2. ‘Seasonal Beatings’
There aren’t many sitcoms that can boast perennial seasonal specials. Alas, not every sitcom is Peep Show. In undoubtedly one of the series’ brightest moments, Mark and Jeremy spend Christmas together at Apollo House for the first time. Jeremy’s mother is sailing around the Med with Mr. Potato Head, and the turkey knife is “passed down the generations” from Dan, Mark’s endlessly cantankerous father.
This episode is non-stop gold: your toes will curl with cringe as your sides split. Jeremy’s out-of-character innocence and childish approach to Christmas make for an interesting development of character and throw-up highlight moments, especially when he and Mark open their stockings at the beginning. From charades to the Christmas smoothie, ‘Seasonal Beatings’ is chock full of unforgettable moments; need we say more? Oh, perhaps “No Turkey?!”
1. ‘The Holiday’
Having anguished over this decision for at least a few minutes, we decided to place ‘The Holiday’ at number one. The episode, which would be more aptly titled ‘The Stag’, follows the beloved El Dude Brothers as they set sail for the stag aquatic on the Shropshire Union Canal. As Jeremy tries to “stag” the recently-engaged Mark, we encounter some truly memorable quotes, such as, “Hey, is that a kingfisher”, “You’re very welcome to try”, and “I’m not wearing them, they’re Hitler’s boots”.
One of the episode’s finest moments comes when the pair stop off at a pub to drink some yards. Spying a couple of “hotties” sat eating dinner, Jez suggests to a reticent Mark that they try to chat them up. Mark reluctantly joins in and primes his mind for some top-flight flirtation: “Come on, Mark! Turn it on, play the game!”

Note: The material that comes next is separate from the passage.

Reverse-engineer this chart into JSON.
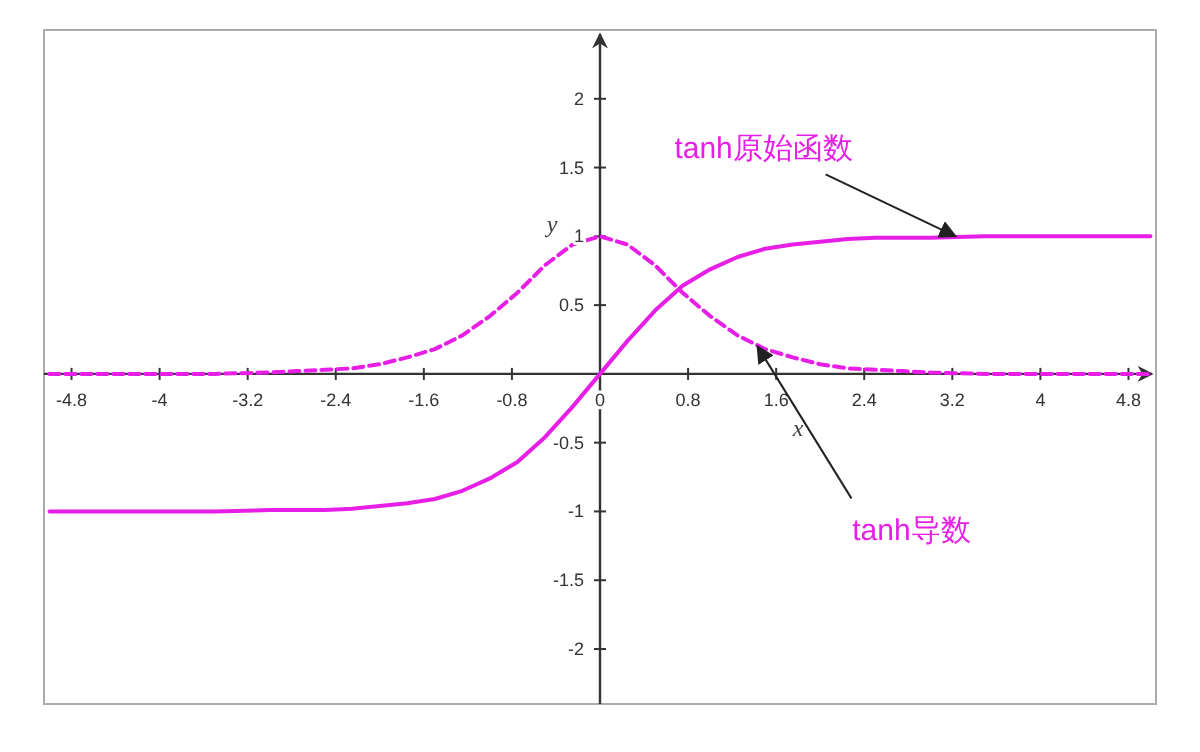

Lucy, Mark’s target, jokes: “Can I get a metre of vodka… with an inch of tonic?” to which Mark responds: “Oh, uh, naughty, you’ve combined metric and imperial, you might get an interdenominational… you know, from mixing the two measurement systems, a hangover of that kind.” Wincing in embarrassment, he reminds himself to “just stay mute, Mark. You’re a social freak. Remain in your compound”.

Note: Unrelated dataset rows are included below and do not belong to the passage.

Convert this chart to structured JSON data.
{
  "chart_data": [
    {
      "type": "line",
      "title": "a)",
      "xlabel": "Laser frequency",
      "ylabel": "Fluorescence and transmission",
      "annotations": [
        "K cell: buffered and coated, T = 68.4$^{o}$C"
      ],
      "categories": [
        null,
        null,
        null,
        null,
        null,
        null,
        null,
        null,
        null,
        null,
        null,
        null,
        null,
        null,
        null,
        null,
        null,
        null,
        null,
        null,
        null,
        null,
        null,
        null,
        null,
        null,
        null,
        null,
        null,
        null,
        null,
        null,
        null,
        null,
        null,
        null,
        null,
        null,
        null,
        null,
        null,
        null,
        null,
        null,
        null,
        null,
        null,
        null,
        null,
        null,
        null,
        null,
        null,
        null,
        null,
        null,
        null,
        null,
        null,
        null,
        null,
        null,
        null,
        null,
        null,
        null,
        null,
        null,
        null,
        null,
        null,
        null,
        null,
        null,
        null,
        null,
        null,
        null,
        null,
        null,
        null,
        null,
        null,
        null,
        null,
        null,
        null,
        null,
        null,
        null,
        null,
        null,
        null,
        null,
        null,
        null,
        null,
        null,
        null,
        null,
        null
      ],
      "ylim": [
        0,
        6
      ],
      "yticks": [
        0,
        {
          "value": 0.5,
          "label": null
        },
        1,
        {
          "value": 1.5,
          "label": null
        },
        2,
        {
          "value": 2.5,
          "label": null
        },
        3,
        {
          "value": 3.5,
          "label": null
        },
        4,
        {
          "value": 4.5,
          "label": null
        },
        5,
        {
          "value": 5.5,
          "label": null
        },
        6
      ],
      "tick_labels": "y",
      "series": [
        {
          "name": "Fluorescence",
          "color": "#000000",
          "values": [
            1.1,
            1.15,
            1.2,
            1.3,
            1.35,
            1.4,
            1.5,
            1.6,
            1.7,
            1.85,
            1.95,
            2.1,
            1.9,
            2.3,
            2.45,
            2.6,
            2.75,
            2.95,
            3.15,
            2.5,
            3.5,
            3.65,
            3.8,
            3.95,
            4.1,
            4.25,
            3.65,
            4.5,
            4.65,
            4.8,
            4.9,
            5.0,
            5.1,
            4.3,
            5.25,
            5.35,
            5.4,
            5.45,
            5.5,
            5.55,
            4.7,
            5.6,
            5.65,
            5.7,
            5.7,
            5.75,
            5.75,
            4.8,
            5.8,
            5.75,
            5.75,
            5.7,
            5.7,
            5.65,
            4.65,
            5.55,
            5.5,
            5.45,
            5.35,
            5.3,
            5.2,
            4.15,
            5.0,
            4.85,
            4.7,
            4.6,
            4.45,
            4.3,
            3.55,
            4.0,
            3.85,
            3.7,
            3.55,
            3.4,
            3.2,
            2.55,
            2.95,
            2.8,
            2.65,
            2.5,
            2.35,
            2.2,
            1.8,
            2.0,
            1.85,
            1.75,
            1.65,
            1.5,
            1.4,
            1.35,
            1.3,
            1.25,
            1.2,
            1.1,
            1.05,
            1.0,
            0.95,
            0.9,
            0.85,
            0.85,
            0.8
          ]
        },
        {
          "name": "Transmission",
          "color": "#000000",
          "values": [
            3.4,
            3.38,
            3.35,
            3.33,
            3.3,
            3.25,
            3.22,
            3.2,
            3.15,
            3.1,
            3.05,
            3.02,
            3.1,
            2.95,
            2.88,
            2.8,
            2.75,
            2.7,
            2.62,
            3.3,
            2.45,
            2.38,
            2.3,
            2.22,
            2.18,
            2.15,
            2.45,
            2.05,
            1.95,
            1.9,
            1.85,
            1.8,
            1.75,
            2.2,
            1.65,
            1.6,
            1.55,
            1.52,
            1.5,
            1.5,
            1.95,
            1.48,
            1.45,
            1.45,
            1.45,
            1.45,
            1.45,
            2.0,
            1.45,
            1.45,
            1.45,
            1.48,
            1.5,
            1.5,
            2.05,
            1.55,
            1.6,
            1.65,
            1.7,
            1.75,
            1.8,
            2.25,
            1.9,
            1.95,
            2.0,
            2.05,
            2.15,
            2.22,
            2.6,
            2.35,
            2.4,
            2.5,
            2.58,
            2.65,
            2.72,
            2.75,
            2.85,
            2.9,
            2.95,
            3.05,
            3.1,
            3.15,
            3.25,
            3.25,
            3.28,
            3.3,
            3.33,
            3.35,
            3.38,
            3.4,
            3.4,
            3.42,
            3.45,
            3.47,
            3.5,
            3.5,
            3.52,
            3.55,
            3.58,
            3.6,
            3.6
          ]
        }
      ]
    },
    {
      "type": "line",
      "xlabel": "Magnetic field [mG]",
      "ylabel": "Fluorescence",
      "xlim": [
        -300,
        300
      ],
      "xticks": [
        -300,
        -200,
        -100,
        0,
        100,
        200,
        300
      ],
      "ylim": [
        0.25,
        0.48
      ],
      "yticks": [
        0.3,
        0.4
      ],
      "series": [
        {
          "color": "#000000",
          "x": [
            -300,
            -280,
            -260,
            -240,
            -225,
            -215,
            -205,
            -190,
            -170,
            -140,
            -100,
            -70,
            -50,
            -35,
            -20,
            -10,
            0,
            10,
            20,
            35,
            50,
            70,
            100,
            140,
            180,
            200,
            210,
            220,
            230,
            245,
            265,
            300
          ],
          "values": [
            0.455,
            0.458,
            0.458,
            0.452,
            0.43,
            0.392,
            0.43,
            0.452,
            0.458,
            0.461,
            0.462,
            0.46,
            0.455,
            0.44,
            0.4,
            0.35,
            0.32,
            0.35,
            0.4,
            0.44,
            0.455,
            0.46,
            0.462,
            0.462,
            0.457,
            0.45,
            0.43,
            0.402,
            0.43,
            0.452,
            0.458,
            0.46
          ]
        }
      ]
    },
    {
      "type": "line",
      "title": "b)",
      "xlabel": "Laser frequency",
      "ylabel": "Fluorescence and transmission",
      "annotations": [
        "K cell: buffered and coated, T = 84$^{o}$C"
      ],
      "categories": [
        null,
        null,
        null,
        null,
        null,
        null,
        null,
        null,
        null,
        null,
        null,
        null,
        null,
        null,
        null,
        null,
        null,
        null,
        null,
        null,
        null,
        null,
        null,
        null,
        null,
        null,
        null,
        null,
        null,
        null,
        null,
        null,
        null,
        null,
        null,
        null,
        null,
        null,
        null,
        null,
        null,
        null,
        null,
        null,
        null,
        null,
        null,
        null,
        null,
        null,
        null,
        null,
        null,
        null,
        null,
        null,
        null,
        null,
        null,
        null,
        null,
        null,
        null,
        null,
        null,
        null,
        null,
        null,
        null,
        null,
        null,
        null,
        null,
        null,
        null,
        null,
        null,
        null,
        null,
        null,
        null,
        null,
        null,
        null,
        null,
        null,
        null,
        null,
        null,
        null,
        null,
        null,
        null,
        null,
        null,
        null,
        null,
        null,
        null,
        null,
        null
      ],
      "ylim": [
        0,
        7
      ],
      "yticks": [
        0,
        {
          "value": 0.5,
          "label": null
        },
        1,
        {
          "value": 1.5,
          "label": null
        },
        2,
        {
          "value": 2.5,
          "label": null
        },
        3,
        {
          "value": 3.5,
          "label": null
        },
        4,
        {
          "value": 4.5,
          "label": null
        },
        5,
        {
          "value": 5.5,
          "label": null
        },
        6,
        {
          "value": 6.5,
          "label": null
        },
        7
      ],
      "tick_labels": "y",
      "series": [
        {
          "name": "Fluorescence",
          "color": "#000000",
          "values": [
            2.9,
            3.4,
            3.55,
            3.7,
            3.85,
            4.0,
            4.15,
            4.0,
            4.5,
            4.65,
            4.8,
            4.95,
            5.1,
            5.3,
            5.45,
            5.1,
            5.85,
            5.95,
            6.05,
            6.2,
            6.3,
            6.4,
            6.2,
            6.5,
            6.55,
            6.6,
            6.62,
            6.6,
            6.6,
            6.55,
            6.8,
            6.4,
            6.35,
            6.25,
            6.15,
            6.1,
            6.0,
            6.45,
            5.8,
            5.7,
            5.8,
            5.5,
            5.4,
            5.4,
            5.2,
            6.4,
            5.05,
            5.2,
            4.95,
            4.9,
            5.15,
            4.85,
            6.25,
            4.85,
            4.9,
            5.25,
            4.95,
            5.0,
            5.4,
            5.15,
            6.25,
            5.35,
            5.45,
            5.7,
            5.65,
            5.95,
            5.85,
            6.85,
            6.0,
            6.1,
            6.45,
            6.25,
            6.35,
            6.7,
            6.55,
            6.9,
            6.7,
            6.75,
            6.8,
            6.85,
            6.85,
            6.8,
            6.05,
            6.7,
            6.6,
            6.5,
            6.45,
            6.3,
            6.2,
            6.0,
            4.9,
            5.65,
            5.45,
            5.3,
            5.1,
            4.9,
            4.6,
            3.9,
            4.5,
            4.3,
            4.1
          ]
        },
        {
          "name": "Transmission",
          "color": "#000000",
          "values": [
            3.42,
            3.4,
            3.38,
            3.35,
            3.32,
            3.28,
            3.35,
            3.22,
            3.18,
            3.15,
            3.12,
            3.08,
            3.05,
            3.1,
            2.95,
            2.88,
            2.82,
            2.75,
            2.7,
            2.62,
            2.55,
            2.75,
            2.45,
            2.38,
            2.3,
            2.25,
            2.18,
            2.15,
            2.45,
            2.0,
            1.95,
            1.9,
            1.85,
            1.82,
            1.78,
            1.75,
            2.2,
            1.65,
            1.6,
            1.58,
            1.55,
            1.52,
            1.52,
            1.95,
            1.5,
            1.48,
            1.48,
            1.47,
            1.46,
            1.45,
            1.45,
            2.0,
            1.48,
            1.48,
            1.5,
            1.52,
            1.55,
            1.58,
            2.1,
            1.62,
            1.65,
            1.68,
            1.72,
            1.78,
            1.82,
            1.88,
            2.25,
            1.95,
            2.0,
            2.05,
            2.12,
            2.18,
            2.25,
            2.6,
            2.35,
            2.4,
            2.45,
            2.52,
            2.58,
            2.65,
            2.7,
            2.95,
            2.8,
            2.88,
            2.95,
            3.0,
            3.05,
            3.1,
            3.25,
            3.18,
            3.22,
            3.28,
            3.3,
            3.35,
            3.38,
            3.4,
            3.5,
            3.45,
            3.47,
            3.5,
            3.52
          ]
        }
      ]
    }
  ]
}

At this point, Mark’s woes are only just beginning to bud. After meeting Lucy and Aurora’s father, who runs a business in India, Mark realises he may have found a route out of his imminent marriage to Sophie. Sadly, and rather grotesquely, this plan is scarpered when Mark realises what Jez has been up to meanwhile. He claims it’s undercooked turkey leg, but we all know what it is.
This startling gem of black comedy undoubtedly marks one of the series’ highest points and Jez’s lowest. When asked to name their favourite Peep Show episodes in a 2012 interview with Digital Spy, Robert Webb replied: “The one that always springs to mind is the dog eating episode on the canal boat. That whole episode was a lot of fun.”
David Mitchell concurred: “The two that always spring to my mind are the wedding and the dog eating.”